This miniature Taishan Mountain is among the four jadeite ornaments housed at the museum that are dubbed "national treasures". Produced in the 1980s, they took more than 40 Beijing-based jade artisans eight years to complete, according to museum guide Yang Yuwei.

From these pieces, the delicacy, complexity and diversity of jade caving — a time-honored craftsmanship — are fully revealed.

Chinese people have a long-lasting attachment to jade, which probably accounts for their continuous drive to improve the craftsmanship of jade carving.

From the around 9,000-year-old Xiaonanshan site of Northeast China's Heilongjiang province, archaeologists have excavated more than 200 pieces of jade ware, the earliest known in China.

Exquisite jade ornaments and vessels of various sizes, shapes and textures have also been found in subsequent relic sites across the country or passed down through history, exhibiting aesthetics and ritual significance and symbolizing wealth and social status.

Above all, jade has always been associated with human virtue — gentleness, inclusiveness, integrity, resilience and purity, to name a few — and the efforts taken to maximize the charm of the stone are frequently compared to the polishing of people's fine character.

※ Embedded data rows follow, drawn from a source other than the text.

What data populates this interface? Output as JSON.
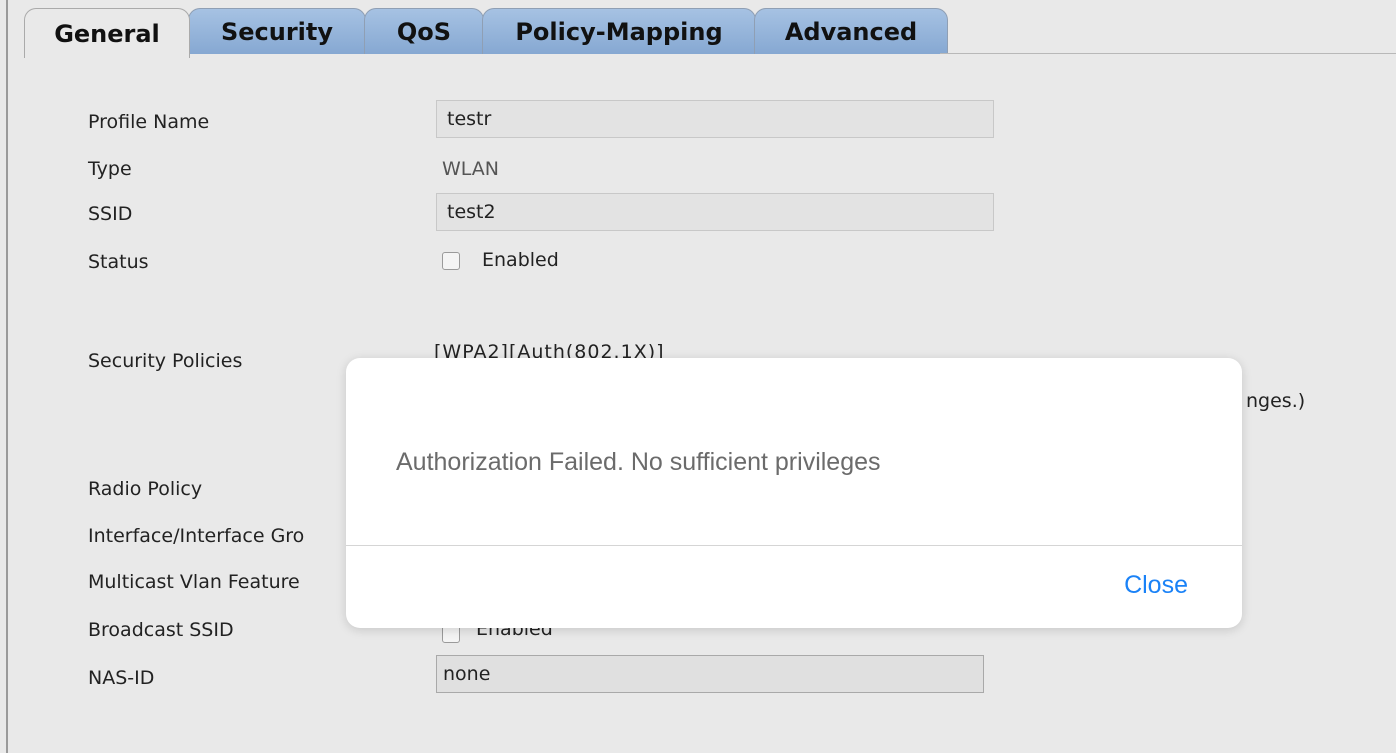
{
  "tabs": [
    {
      "label": "General",
      "active": true
    },
    {
      "label": "Security",
      "active": false
    },
    {
      "label": "QoS",
      "active": false
    },
    {
      "label": "Policy-Mapping",
      "active": false
    },
    {
      "label": "Advanced",
      "active": false
    }
  ],
  "form": {
    "profile_name": {
      "label": "Profile Name",
      "value": "testr"
    },
    "type": {
      "label": "Type",
      "value": "WLAN"
    },
    "ssid": {
      "label": "SSID",
      "value": "test2"
    },
    "status": {
      "label": "Status",
      "checkbox_label": "Enabled",
      "checked": false
    },
    "security_policies": {
      "label": "Security Policies",
      "value_partial": "[WPA2][Auth(802.1X)]",
      "note_partial": "nges.)"
    },
    "radio_policy": {
      "label": "Radio Policy"
    },
    "interface_group": {
      "label": "Interface/Interface Gro"
    },
    "multicast_vlan": {
      "label": "Multicast Vlan Feature"
    },
    "broadcast_ssid": {
      "label": "Broadcast SSID",
      "checkbox_label": "Enabled"
    },
    "nas_id": {
      "label": "NAS-ID",
      "value": "none"
    }
  },
  "modal": {
    "message": "Authorization Failed. No sufficient privileges",
    "close_label": "Close"
  },
  "colors": {
    "tab_inactive": "#96b6dc",
    "link_blue": "#1a82f7",
    "page_bg": "#e9e9e9"
  }
}
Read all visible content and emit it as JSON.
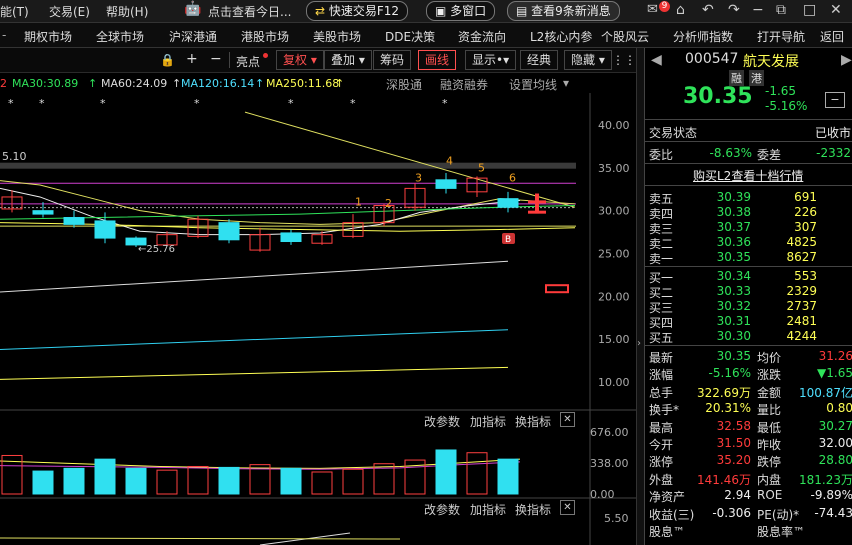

A household rhyme goes, "Jade, if not refined, will not become a useful ware. A person, if not learn, will not understand the principles of life."

The main procedures of jade carving, handed down throughout thousands of years, include qie (cutting), cuo (grinding), zhuo (carving) and mo (polishing).

These four Chinese characters form a commonly used phrase meaning exchanging ideas while mutually learning, and pondering on a specific problem over and over again — an apt metaphor of the long journey to become a jade-carving master.